Pasaron unos años, y me regalaron la primera bici sin rueditas, la CAINO azul, mi compañera de viaje hasta Parque Sur, pero ahora solo, sin papá, sin asiento ni almohadón. Eso es ser independiente…
La CAINO, siempre fiel, aunque a veces tenía sus traiciones. Te jugaba una mala pasada cuando apretabas el freno delantero y salías despedido, volando por encima de la bici. Al principio eran accidentes, después comenzó a ser nuestra diversión por la calle Tibiletti en el Puerto Viejo.
Eso sí, se puede decir que era como volar. Qué frase hecha, porque ¿cuántos de los que la usan queriendo explicar algo reconfortante, tranquilo, lo han experimentado?
Yo conozco pocos, o mejor dicho, conozco uno. Diego, “el del parapente”.
Parece que Diego sabía cuando llegábamos a Sarandí y pasaba, volando alto, con un ventilador atrás y un paracaídas arriba, y tiraba caramelos (Qué peligro si llegaba a tirar un LIPO, ¿no?).
Debo admitir que sentí cierta desilusión cuando lo vi, abajo, en la tierra.
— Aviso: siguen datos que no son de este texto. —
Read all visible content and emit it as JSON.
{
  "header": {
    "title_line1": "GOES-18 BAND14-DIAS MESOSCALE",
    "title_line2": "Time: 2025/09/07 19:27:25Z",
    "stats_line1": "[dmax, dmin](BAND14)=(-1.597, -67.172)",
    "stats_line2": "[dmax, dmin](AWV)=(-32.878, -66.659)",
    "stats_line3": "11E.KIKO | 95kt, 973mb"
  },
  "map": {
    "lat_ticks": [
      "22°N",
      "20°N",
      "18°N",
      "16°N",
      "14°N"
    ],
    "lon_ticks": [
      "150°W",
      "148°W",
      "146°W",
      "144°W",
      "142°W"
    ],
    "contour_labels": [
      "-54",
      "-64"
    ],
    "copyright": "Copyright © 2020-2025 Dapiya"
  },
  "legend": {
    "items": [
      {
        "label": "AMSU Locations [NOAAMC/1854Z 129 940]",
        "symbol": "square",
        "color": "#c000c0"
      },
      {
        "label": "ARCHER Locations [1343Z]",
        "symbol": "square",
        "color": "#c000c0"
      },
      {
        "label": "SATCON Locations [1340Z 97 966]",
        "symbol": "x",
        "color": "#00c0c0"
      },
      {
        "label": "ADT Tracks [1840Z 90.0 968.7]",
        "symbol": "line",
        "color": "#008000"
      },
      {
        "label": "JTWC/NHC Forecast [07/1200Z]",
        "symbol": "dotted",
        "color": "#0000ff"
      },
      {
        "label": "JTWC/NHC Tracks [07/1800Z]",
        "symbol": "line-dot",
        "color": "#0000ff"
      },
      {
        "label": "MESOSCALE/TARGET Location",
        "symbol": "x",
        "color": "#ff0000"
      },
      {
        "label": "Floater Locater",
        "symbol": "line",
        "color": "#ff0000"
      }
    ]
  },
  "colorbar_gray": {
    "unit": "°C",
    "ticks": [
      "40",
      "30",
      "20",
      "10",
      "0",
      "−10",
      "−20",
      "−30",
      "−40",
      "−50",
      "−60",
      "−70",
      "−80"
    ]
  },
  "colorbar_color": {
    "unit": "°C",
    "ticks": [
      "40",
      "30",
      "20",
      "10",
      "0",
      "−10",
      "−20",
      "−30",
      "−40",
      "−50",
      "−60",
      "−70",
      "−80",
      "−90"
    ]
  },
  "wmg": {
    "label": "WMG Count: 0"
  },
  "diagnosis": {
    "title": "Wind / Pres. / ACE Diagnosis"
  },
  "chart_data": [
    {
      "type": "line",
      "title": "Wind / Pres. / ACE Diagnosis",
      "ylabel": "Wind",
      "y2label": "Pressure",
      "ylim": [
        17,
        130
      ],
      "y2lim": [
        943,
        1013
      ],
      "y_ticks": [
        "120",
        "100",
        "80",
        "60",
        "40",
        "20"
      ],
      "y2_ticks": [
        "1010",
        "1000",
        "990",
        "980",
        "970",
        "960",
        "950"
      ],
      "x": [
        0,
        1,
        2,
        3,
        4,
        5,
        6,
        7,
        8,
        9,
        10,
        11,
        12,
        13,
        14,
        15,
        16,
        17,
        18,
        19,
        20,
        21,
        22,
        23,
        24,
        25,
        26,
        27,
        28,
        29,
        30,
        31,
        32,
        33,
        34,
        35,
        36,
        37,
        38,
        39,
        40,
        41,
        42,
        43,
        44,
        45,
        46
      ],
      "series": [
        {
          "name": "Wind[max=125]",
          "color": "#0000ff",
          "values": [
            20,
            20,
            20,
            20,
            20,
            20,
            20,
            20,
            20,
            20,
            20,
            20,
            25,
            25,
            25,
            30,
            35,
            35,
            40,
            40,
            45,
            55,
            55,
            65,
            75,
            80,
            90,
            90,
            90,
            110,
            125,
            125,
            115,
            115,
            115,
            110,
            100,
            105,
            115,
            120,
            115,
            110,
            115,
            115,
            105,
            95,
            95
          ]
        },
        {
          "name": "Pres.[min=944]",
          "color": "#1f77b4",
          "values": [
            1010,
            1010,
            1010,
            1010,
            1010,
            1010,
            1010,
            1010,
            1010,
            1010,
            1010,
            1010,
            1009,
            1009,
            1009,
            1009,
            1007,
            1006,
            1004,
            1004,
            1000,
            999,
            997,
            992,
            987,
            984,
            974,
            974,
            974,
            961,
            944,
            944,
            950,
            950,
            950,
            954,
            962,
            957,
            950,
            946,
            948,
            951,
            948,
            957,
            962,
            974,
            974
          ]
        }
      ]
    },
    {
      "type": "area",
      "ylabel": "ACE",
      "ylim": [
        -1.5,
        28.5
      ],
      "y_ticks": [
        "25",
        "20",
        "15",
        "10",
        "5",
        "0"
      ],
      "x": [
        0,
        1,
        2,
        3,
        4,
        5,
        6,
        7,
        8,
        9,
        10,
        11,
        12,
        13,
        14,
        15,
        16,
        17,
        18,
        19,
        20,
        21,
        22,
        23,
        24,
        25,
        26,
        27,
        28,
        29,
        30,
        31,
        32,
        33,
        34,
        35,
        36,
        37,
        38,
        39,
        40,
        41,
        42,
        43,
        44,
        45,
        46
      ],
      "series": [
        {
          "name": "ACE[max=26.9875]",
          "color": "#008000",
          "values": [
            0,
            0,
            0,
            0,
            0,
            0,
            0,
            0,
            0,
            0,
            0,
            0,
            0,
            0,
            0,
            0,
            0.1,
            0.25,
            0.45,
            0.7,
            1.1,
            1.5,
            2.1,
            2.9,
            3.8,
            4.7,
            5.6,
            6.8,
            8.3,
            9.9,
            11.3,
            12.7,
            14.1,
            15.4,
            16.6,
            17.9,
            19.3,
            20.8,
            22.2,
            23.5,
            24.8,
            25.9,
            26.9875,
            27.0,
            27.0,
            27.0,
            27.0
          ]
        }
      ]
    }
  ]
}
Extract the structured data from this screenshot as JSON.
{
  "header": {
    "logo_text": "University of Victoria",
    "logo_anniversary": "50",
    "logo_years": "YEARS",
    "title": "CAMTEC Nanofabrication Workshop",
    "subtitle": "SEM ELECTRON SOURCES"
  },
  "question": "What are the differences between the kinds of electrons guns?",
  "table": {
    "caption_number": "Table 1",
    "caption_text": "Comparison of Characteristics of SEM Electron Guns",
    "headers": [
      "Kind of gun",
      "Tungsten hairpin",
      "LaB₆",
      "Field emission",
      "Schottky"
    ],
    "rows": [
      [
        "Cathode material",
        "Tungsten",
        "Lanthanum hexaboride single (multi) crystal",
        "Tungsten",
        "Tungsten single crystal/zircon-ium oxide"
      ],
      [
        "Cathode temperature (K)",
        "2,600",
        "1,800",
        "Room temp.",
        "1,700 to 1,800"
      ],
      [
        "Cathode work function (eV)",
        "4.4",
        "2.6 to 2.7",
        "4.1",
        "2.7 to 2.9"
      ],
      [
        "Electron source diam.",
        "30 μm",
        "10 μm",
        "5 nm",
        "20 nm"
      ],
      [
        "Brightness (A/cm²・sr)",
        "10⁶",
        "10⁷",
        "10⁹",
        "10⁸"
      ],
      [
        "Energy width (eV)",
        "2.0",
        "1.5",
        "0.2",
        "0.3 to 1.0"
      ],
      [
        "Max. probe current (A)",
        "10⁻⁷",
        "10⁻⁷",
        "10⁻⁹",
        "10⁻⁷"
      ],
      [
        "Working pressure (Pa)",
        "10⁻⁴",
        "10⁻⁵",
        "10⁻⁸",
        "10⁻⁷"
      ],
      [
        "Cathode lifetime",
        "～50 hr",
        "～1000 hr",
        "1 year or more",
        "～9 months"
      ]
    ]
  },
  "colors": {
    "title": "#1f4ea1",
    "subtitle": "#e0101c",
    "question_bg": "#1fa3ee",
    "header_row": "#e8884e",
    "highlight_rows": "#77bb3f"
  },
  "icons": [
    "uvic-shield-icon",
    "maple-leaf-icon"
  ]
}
Fue como ver actuar a un payaso, reírse, y cuando termina la fiesta verlo a cara lavada, vestido de civil.
Para mí, Diego era él con su parapente, digamos que formaba parte de su anatomía, por eso, cuando lo vi por primera vez en esa carneada, preferí ignorarlo y seguir pateando mi pelota, ¿qué me querían hacer creer a mí que ese tipo grande y canoso era él?.
Y las carneadas…¿Existe algo más lindo que eso? Ya sé, al que no tiene cada invierno un fin de semana de “chancheada” o que nunca vivió una experiencia así, le puede parecer insignificante mi pregunta, o hasta ridícula y carente de sentido. Yo les respondo, con todo mi respeto, que no saben nada.
Hay pocas cosas que espero con tanta ansia como la carneada o año nuevo.
Más lindo fueron las veces que caía justo en mi cumpleaños, porque estaban todos, y aunque estaban por la carneada, yo sentía que también estaban por mí, y que era como el cumpleaños de la Abuela, que venían hasta los de Buenos Aires.
Y jugábamos a la pelota, con Leandro, Juan, Pablo, Martín, o dibujábamos con Sabi y Petra.
Después de la carneada, medio año más tarde llega año nuevo, y otra vez la alegría y la ansiedad de ver a todos, hasta a Cuninga con sus cohetes….
Los “año nuevo” se pueden resumir en: La esquina de los grandes, donde estaba Adela, y ahora la copan los tíos mayores, La Punta del tablón, la más ruidosa (y no solamente porque esté Pipu), a la que pertenecemos los primos más jóvenes, y la parte del medio, que es más tranquila y generalmente se dedica a ponerse al tanto de sus vidas mientras se acerca el nuevo año.
Una de las características de esta reunión, es el saludo de las 12; todos empezamos a girar, alborotados, alrededor de los largos tablones, para saludar a todos, sin pensar que, al girar todos en el mismo sentido, siempre te van a quedar familiares sin saludar, que los terminas saludando a las 12 y cuarto, después que diste toda la vuelta y empezás a relojear quién te falta besar. Nunca faltan los que te saludan tres o cuatro veces, entre el mareo de ver gente pasar y el alcohol besan al que se les planta adelante.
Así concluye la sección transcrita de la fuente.